Ag lenders don’t expect profits in 2021
Joint survey from American Bankers Assn. and Farmer Mac reveals concerns about liquidity, income and leverage.
As the farm economy continues to work through a prolonged downturn in the midst of an unparalleled, global economic dislocation, agricultural lenders remain focused on credit quality, according to the “Fall 2020 Agricultural Lender Survey” report produced jointly by the American Bankers Assn. (ABA) and the Federal Agricultural Mortgage Corp. (more commonly known as Farmer Mac). When it comes to their customers, lenders continue to be most concerned about liquidity, income and leverage; close behind are uncertainty regarding tariffs and trade, the weather and the impacts of COVID-19 as well as the resulting economic downturn.
“Facing a global pandemic and an unprecedented economic downturn, agricultural lenders’ concerns for both their institutions and ag borrowers remain focused on business fundamentals,” ABA director of research Tyler Mondres said. “With a deep understanding of both the ag sector and its cycles, lenders remain prepared to continue providing support to the farm economy through these challenging times.”
Farm income and profitability
The agricultural economy and farm income remained stressed in 2020. On average, lenders reported that just under 51% of their agricultural borrowers were profitable in 2020, down from 57% last year. At the time of this survey, about half of the lenders surveyed did not expect borrower profitability to improve in 2021. Respondents expressed the most concern for the grain, dairy and cattle sectors. Lender concerns for vegetables, poultry, fruits and nuts declined compared to the previous survey results.
According to the survey results, banks that have been more heavily affected by COVID-19 loan modifications also reported lower producer profit expectations. Many institutions reported modifying agricultural borrower loans due to either the coronavirus pandemic or the resulting economic turbulence. Of the banks indicating that they had modified at least a quarter of their agricultural loan portfolio as a result of the pandemic, 46% reported average profit expectations for 2020. For banks that had modified less than 10% of their agricultural loans as a result of the pandemic, average profit expectations were just over 53%.

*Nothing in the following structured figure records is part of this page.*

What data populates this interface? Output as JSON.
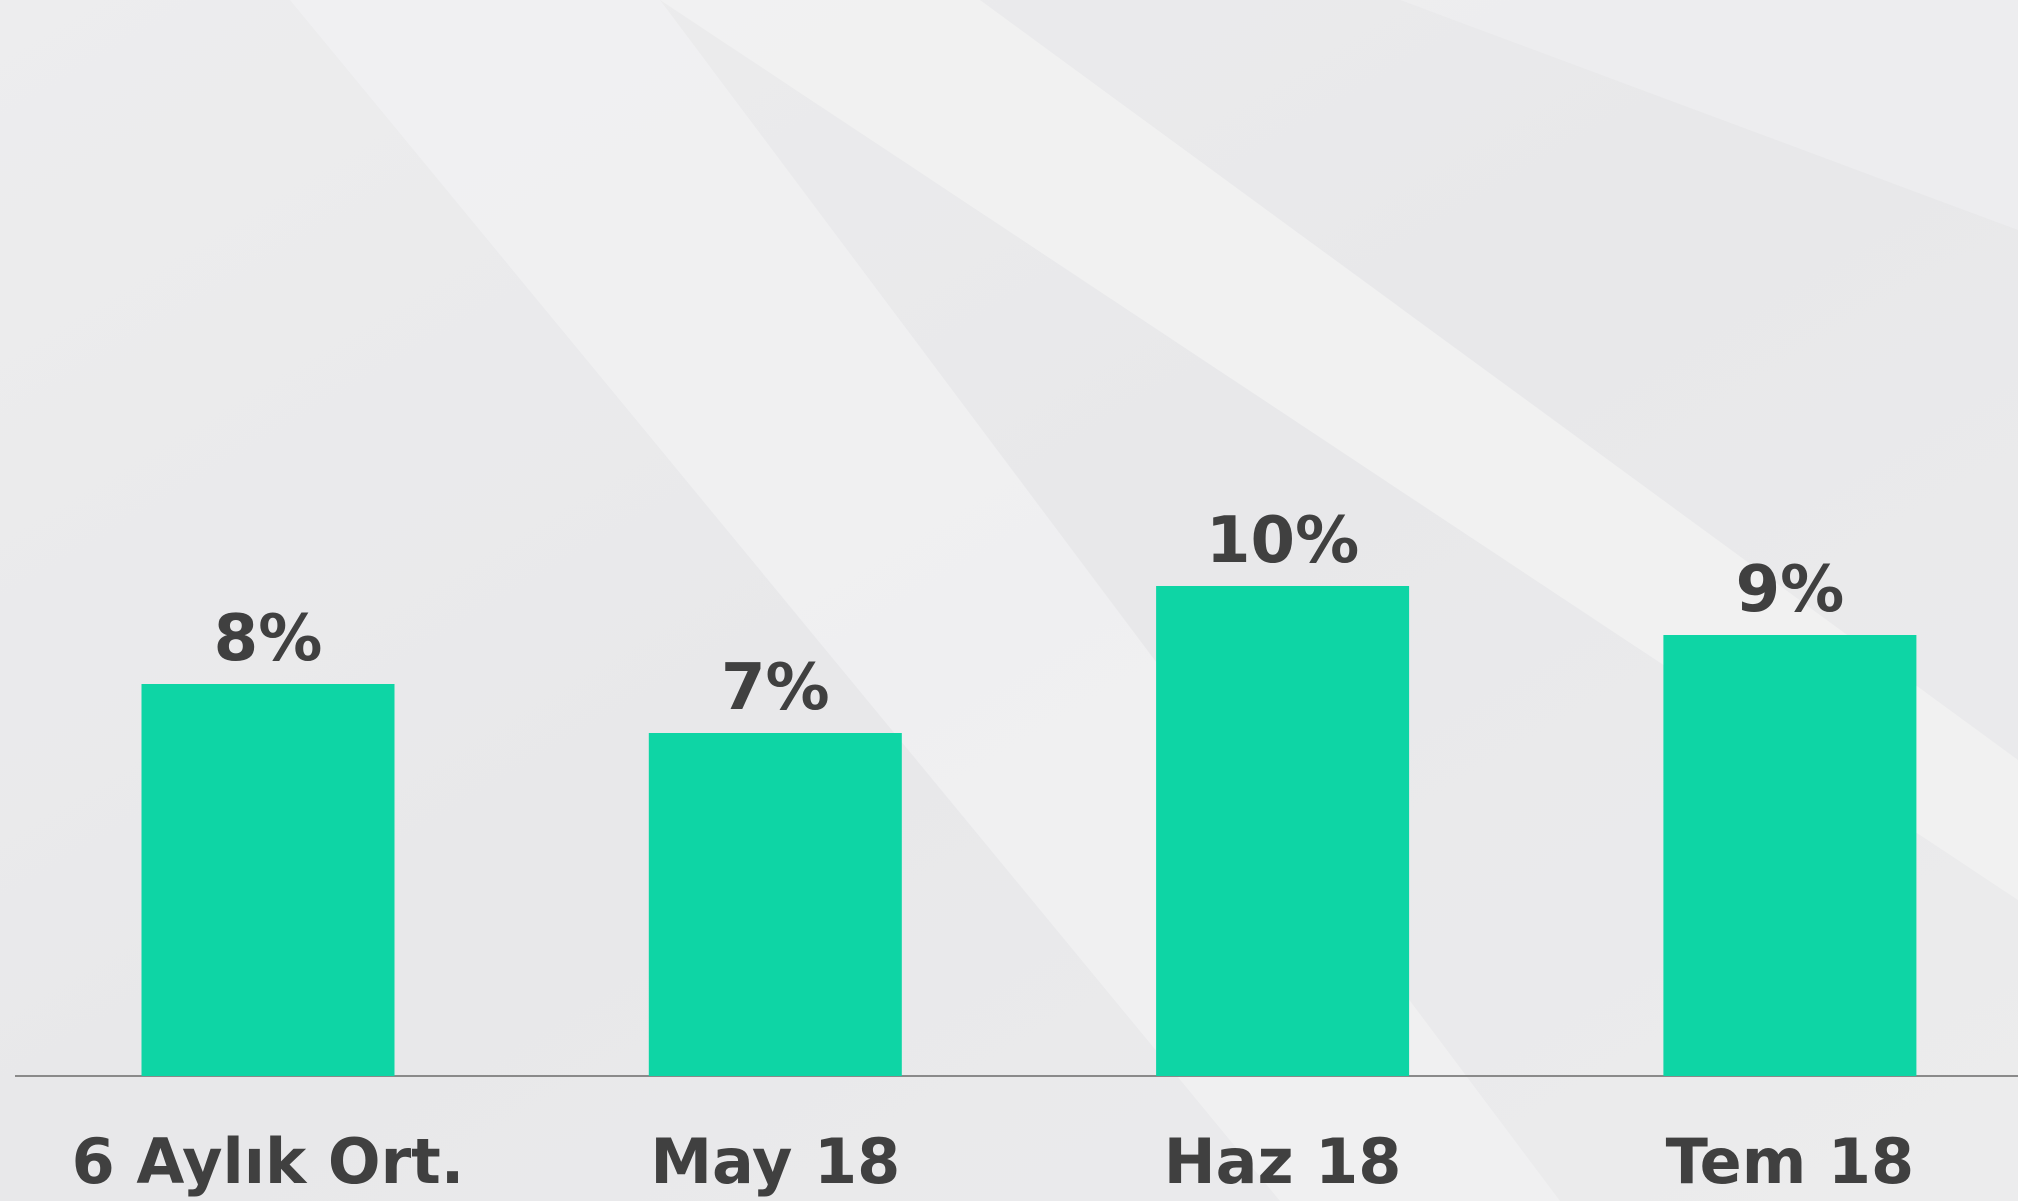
{
  "chart_data": {
    "type": "bar",
    "categories": [
      "6 Aylık Ort.",
      "May 18",
      "Haz 18",
      "Tem 18"
    ],
    "values": [
      8,
      7,
      10,
      9
    ],
    "value_labels": [
      "8%",
      "7%",
      "10%",
      "9%"
    ],
    "color": "#0ed5a5"
  }
}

Despite the uncertainty through 2020, 31.2% of lenders reported that they expect borrowers to make investments in agricultural technology, with similar expectations for 2021 (27.3% of lenders). The survey results indicated some regional differences: Almost half of lenders in the South expected farm technology investments to increase through 2020, while less than 30% of lenders from Corn Belt and Plains states said the same.
According to the report, producers are also asking their lenders about funding to develop alternative sources of income or to implement cost mitigation. Forty-three percent of survey respondents reported receiving inquiries from their borrowers about financing hemp production, and just over one-third of respondents said borrowers are asking about financing for renewable energy projects.
Lender sentiments and lending conditions
When it comes to lenders’ top concerns, while concern about the pandemic was lower than that for borrower financial strength, 87.4% of respondents noted that agricultural borrowers’ reliance on government payments in 2020 increased. Lenders reported a high percentage of agricultural customers inquiring about government programs like the U.S. Department of Agriculture’s Coronavirus Food Assistance Program (CFAP) and Market Facilitation Program, at 68%, and the Small Business Administration’s Paycheck Protection Program (PPP), at 58%.
While more than half of lenders reported that demand for agricultural production and agricultural real estate loans was flat over the last six months, a significant share reported increased demand — 26.7% and 33.3%, respectively — and 82.2% said overall farm debt increased over the past year.
Survey respondents generally expect higher agricultural loan delinquency rates heading into 2021 for both production (59.9%) and agricultural real estate (46.7%), although a majority expect loan charge-off rates to stay about the same (61.5% and 70.4%, respectively). About one in five agricultural borrowers requested a loan modification in 2020 due to the pandemic and resulting economic downturn.
In spite of the credit quality concerns, lenders still remain positive about approvals. Lenders reported an average agricultural loan application approval rate for new loans of 72.3% in the 12 months leading up to August 2020 and expect the approval rate for renewal requests to be close to 90% in the following 12 months.
“Credit quality and loan performance remained top of ag lenders’ minds this summer amid a backdrop of lower commodity prices and heightened uncertainty surrounding COVID-19,” Farmer Mac chief economist Jackson Takach said. “However, lenders reported strong borrower interest in and access to myriad government support programs like CFAP and PPP, and the agricultural commodity markets rebounded significantly since August. Access to capital is a critical component of economic stability, and ag lenders will be a central figure in that equation in 2021.”